Tuesday, March 15, 2016

Bayou Miles

     We could see them rising out of the meadows from a long way off.  The land was flat here, gently sloping to the ocean, so the view seemed to dissolve into forever.  They stood out like small cities etched into the blue sky, castles with towering minarets touching the clouds.  The small highway that leads from Beaumont to the coast points right at these goliaths.  The bridges that cross the bays and connect the pavement are cartoonish, more like roller coaster tracks, in their steep inclines to heights that allow the massive freighters access to the harbors attached to some of these giant outposts.  Everyone in the truck was amazed at the oil refineries nearly consuming the landscape in the desolation of the marshes along the coast.  The highway follows the coast and is positioned at times impossibly close to the salt water.  For a time we kept pace with an oil ship that dwarfed our truck and cast a shadow across the highway.
     The highway was a small two-lane that wound through several small towns that supplied manpower to the refineries and the ocean oil rigs that jutted up out of the water off the beaches we drove along.  All the architecture here followed the post-Katrina practicality of low profile elevation. Churches, schools, municipal buildings, homes, barns, even electrical substations and RVs, were single floor structures set upon telephone poles twenty feet high.  Everyone seemed to live in bird's nests built on sticks hovering above the ground.  There was a solitude, a desolation, to this area, and then the road ended and the water lapped against the pavement.  A small amount of panic overcame my wife as we watched the ferry chugging through the chop toward our ramp at the pavement's end.  We would cross the inlet on a DOT-provided, free-of-charge ferry that connected the scenic byways.  That scenic byway would turn toward New Orleans but the desolation lasted.  Along the road's edge the swamp persisted and with it came the dinosaurs that made it their home.  The first alligator brought screams of surprise and delight.  There was a rush for the cameras and phones to capture the creature sunbathing.  At first it became a competition to see who would spot them first, then came the  fun of counting how many we could see, and finally the boredom of the frequency of occurrence.  The giant lizards became so prolific that counting them as we passed by put everyone to sleep as if counting sheep.

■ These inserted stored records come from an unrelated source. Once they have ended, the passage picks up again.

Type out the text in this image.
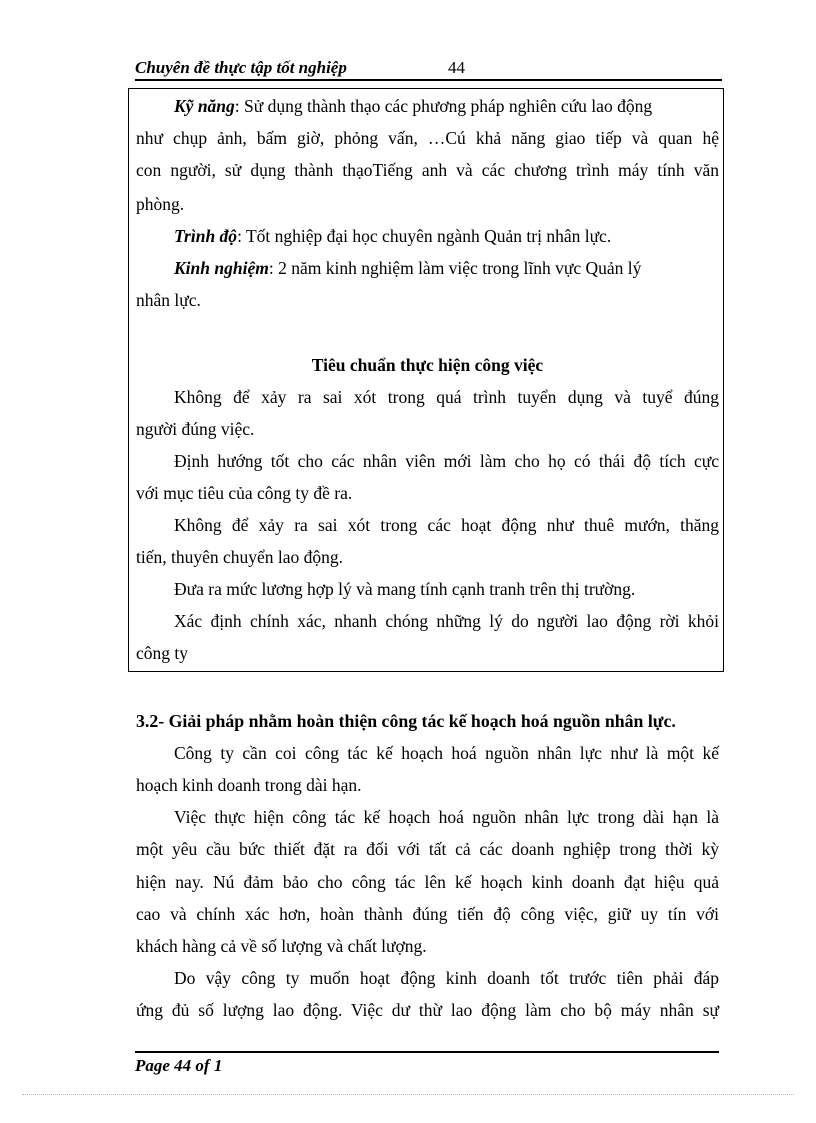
Chuyên đề thực tập tốt nghiệp	44
Kỹ năng: Sử dụng thành thạo các phương pháp nghiên cứu lao động
như chụp ảnh, bấm giờ, phỏng vấn, …Cú khả năng giao tiếp và quan hệ
con người, sử dụng thành thạoTiếng anh và các chương trình máy tính văn
phòng.
Trình độ: Tốt nghiệp đại học chuyên ngành Quản trị nhân lực.
Kinh nghiệm: 2 năm kinh nghiệm làm việc trong lĩnh vực Quản lý
nhân lực.
Tiêu chuẩn thực hiện công việc
Không để xảy ra sai xót trong quá trình tuyển dụng và tuyể đúng
người đúng việc.
Định hướng tốt cho các nhân viên mới làm cho họ có thái độ tích cực
với mục tiêu của công ty đề ra.
Không để xảy ra sai xót trong các hoạt động như thuê mướn, thăng
tiến, thuyên chuyển lao động.
Đưa ra mức lương hợp lý và mang tính cạnh tranh trên thị trường.
Xác định chính xác, nhanh chóng những lý do người lao động rời khỏi
công ty
3.2- Giải pháp nhằm hoàn thiện công tác kế hoạch hoá nguồn nhân lực.
Công ty cần coi công tác kế hoạch hoá nguồn nhân lực như là một kế
hoạch kinh doanh trong dài hạn.
Việc thực hiện công tác kế hoạch hoá nguồn nhân lực trong dài hạn là
một yêu cầu bức thiết đặt ra đối với tất cả các doanh nghiệp trong thời kỳ
hiện nay. Nú đảm bảo cho công tác lên kế hoạch kinh doanh đạt hiệu quả
cao và chính xác hơn, hoàn thành đúng tiến độ công việc, giữ uy tín với
khách hàng cả về số lượng và chất lượng.
Do vậy công ty muốn hoạt động kinh doanh tốt trước tiên phải đáp
ứng đủ số lượng lao động. Việc dư thừ lao động làm cho bộ máy nhân sự
Page 44 of 1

     We may have lost a full day to the scenic coastal byway and the highway hovering above the bayou but the views were more than worth it.  Reminiscent of our overnight stop in Nashville, we pulled up to the Superdome with the night fully upon us and the giant stadium awash in colored light.  By this point in our trip my younger daughter had determined that she wanted to visit every professional football and/or baseball stadium in the U.S. and the Superdome was right there on cue.  New Orleans, however, quite differently from Nashville, did not disappoint.  The streets were booming with people, buzzing with jazz streaming from every open cafe door.  There were folks on balconies and performers on street corners.  Our timing was slightly off for the age of the girls in the backseat and we decided to return during the day when the sun would chase some of the heartier revelers to the respite of their beds.

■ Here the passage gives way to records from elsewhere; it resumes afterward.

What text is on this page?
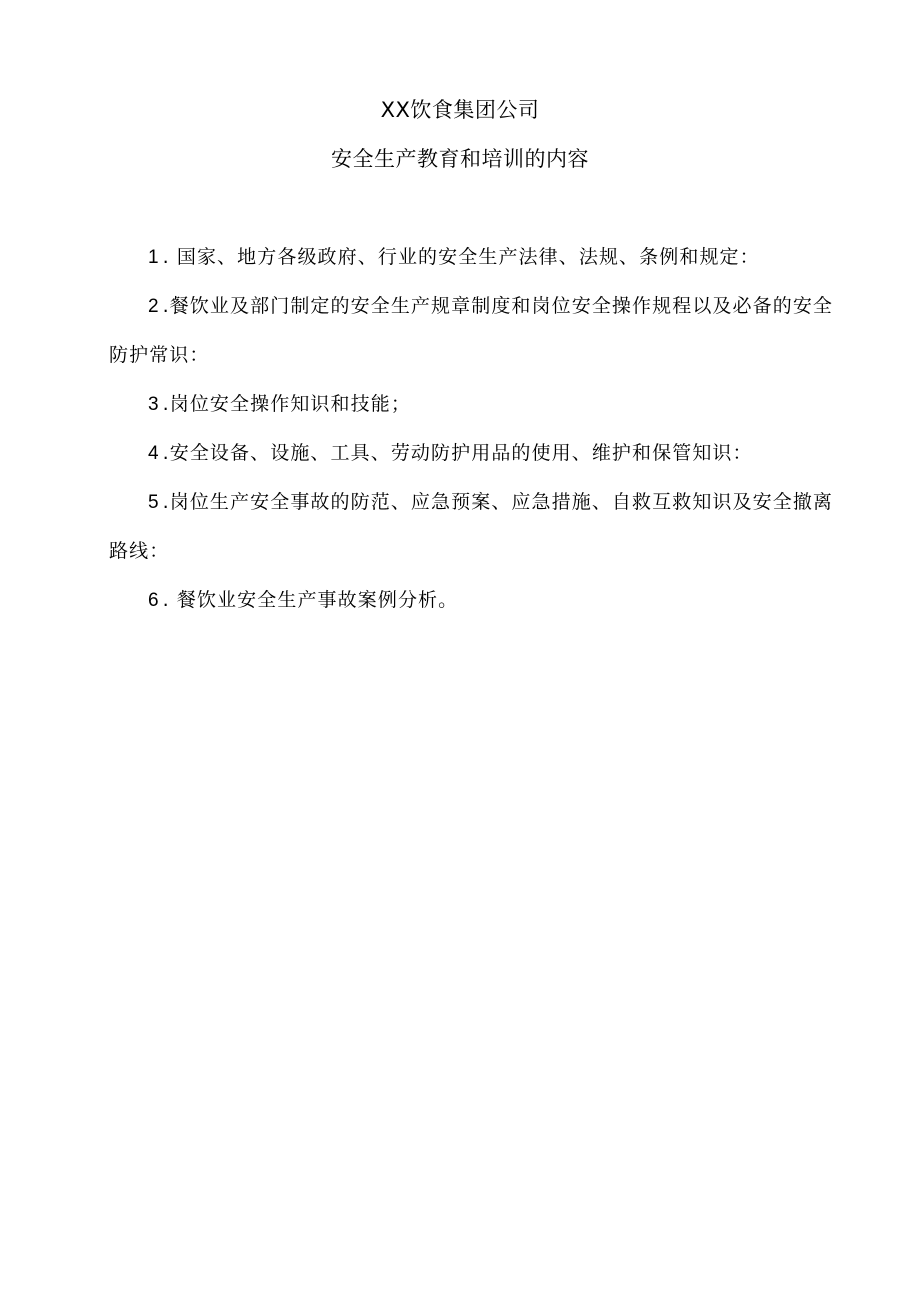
XX饮食集团公司
安全生产教育和培训的内容

1 . 国家、地方各级政府、行业的安全生产法律、法规、条例和规定：

2 .餐饮业及部门制定的安全生产规章制度和岗位安全操作规程以及必备的安全防护常识：

3 .岗位安全操作知识和技能；

4 .安全设备、设施、工具、劳动防护用品的使用、维护和保管知识：

5 .岗位生产安全事故的防范、应急预案、应急措施、自救互救知识及安全撤离路线：

6 . 餐饮业安全生产事故案例分析。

     Our hotel was a short(?) jaunt across the longest bridge in the world, a twenty mile stretch across the water of Lake Pontchartrain.  We dined on local seafood cooked with the traditional New Orleans spice and washed it down with local brews with Abita only a few blocks further down the road.  In the morning my wife completed her business trip by meeting with her contracted collector, a guitar player turned ghost hunter with his hands in multiple media outlets for music and TV productions that somehow took an interest in collecting money as a corporate endeavor.  Pontchartrain in the daylight appeared more ocean-like as we headed back to Bourbon Street to walk among the cobblestone streets and window shop our way around.  The atmosphere was just as advertised and the street performers and beignets were the perfect NOLA experience.  The Jackson Brewery provided a filling lunch of fried green tomatoes and crawfish and shrimp po'boys.  Somehow we just could not get used to the laid back disposition of all the locals we encountered between here and Beaumont.  The waiter was in no hurry, the shop owners seemed unmotivated, the street vendors moved leisurely, even the pedestrians barely walked across the street.  It wasn't until the food arrived and the band took the stage to accompany our meal with jazz and the paddle-wheel riverboat slapped the Mississippi in passing bringing with it a wonderful breeze carrying all the smells and spirit of the city through the open doors and windows of the brewery that we collectively began to understand the slower pace of this place.  We found it hard to abandon our perch in the second floor window, watching from above the ebb and flow of the southern street, but it was time for more miles.  We had a long way to go to reach our fast paced home region, like it or not.